Addictions manifest themselves in so many ways besides drugs, alcohol, sex, relationships, etc., what about our work? Or, a project? Our phones? Activities, hobbies, and sports? A busy schedule appears important when instead it is just temporarily numbing the pain that silence brings, becoming no different than drugs and alcohol. We hide and find guilt in more ways than we care to admit, and the truth is we all have our own well that we visit in the heat of the day. We just change up the route. However, just like Jesus did with the Samaritan woman, he will go out of his way, taking the longer route to meet you right where you are and remind you of his need to use your story, to have you speak life with it and that he loves you.
Sometimes we need to be stripped of all the things that do not hold value and are no longer serving or benefiting us. If you ask me, God has done exactly that for us right here at this moment. He has leveled the playing field by redirecting our hearts and setting our eyes on him. When we are focusing on God, we don’t see others’ failures or our own because we are soaked in his word full of hope, promise, and love.
When we have nothing distracting us our focus is on the people and things we regularly take for granted and we no longer feel the need to hide away in shame or escape the guilt we can’t seem to shake. We realize that our trip to the well in the heat of the day is no longer healthy, it is a hindrance meant to distract us from our calling and purpose. We all have regrets, and pain and have at one time or another struggled with the weight of guilt and shame. We’re only made different by being obedient to the one who calls us to love one another and ourselves.

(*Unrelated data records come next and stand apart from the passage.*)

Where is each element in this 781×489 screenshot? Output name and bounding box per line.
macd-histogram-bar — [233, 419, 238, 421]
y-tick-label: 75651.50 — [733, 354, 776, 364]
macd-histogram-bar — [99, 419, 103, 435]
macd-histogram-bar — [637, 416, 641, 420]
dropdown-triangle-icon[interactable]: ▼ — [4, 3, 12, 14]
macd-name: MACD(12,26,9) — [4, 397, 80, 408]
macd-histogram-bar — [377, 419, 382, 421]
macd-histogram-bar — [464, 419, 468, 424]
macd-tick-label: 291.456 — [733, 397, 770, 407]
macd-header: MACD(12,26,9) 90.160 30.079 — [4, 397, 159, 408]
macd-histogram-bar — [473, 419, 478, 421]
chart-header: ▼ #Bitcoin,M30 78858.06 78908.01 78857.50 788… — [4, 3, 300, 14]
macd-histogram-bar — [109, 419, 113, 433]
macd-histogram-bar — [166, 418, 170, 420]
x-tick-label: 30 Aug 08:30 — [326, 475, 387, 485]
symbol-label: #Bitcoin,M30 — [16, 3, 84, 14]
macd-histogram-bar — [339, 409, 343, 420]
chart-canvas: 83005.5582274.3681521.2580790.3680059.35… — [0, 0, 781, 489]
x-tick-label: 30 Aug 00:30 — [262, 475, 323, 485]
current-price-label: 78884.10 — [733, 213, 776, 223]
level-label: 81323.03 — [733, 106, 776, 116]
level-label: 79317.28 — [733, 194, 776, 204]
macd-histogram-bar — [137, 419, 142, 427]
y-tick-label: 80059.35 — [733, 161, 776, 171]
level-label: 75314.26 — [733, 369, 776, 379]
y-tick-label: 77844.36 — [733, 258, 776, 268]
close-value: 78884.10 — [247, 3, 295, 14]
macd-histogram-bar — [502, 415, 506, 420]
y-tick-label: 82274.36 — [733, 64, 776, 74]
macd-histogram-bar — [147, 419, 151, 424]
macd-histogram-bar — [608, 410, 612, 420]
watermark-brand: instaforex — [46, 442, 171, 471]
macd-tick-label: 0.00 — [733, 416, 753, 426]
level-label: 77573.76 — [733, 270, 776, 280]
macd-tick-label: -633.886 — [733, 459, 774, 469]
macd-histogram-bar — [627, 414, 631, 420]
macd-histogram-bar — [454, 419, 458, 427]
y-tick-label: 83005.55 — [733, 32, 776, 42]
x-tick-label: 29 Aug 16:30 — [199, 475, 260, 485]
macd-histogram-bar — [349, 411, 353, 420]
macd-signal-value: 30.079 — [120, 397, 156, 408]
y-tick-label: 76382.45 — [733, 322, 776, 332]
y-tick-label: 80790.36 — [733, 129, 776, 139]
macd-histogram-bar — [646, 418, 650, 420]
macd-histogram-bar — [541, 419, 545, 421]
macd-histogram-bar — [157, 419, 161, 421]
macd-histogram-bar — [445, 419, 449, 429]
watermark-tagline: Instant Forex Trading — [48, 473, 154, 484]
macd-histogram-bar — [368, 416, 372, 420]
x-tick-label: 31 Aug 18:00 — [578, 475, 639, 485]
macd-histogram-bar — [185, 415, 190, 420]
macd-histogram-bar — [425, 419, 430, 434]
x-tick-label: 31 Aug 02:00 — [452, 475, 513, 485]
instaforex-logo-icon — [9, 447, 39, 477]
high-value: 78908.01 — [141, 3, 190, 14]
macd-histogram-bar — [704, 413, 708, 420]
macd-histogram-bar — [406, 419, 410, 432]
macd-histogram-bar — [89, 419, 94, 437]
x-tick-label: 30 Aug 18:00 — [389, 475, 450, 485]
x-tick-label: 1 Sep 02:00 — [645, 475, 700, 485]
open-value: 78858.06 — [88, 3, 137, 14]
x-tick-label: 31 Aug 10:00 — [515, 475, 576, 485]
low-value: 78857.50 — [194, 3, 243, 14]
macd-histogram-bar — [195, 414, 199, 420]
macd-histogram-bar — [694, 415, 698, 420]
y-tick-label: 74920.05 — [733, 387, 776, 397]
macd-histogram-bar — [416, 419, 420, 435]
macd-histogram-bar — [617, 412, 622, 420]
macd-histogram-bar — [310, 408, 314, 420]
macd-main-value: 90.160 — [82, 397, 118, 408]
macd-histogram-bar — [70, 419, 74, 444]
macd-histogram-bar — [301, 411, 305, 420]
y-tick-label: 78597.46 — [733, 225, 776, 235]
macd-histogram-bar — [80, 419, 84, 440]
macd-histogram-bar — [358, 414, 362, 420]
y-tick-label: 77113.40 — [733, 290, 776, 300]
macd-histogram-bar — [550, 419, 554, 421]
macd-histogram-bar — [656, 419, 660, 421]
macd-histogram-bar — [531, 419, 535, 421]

Shame is not a characteristic of who you are, it’s a spiritual attack to keep you from who you are meant to be.
I want to be like the Samaritan woman. I want to drop my water buckets, run into town and tell the world about the man who went out of his way, in the heat of the day, meeting me at my lowest and choosing me intentionally. A man who knew my whole story, and chose to cover me in compassion and grace. We deserve to be alive and known for our transformation instead of our sin, for what we did AFTER, and for who we BECAME. You deserve that too. So, go ahead and drop your buckets, cancel the well visits, and find some shade and a few good people who love you first for all you are and all you are not. Allow God to use your story, to use your heart, and shed a light to others around you that shame doesn’t live here anymore.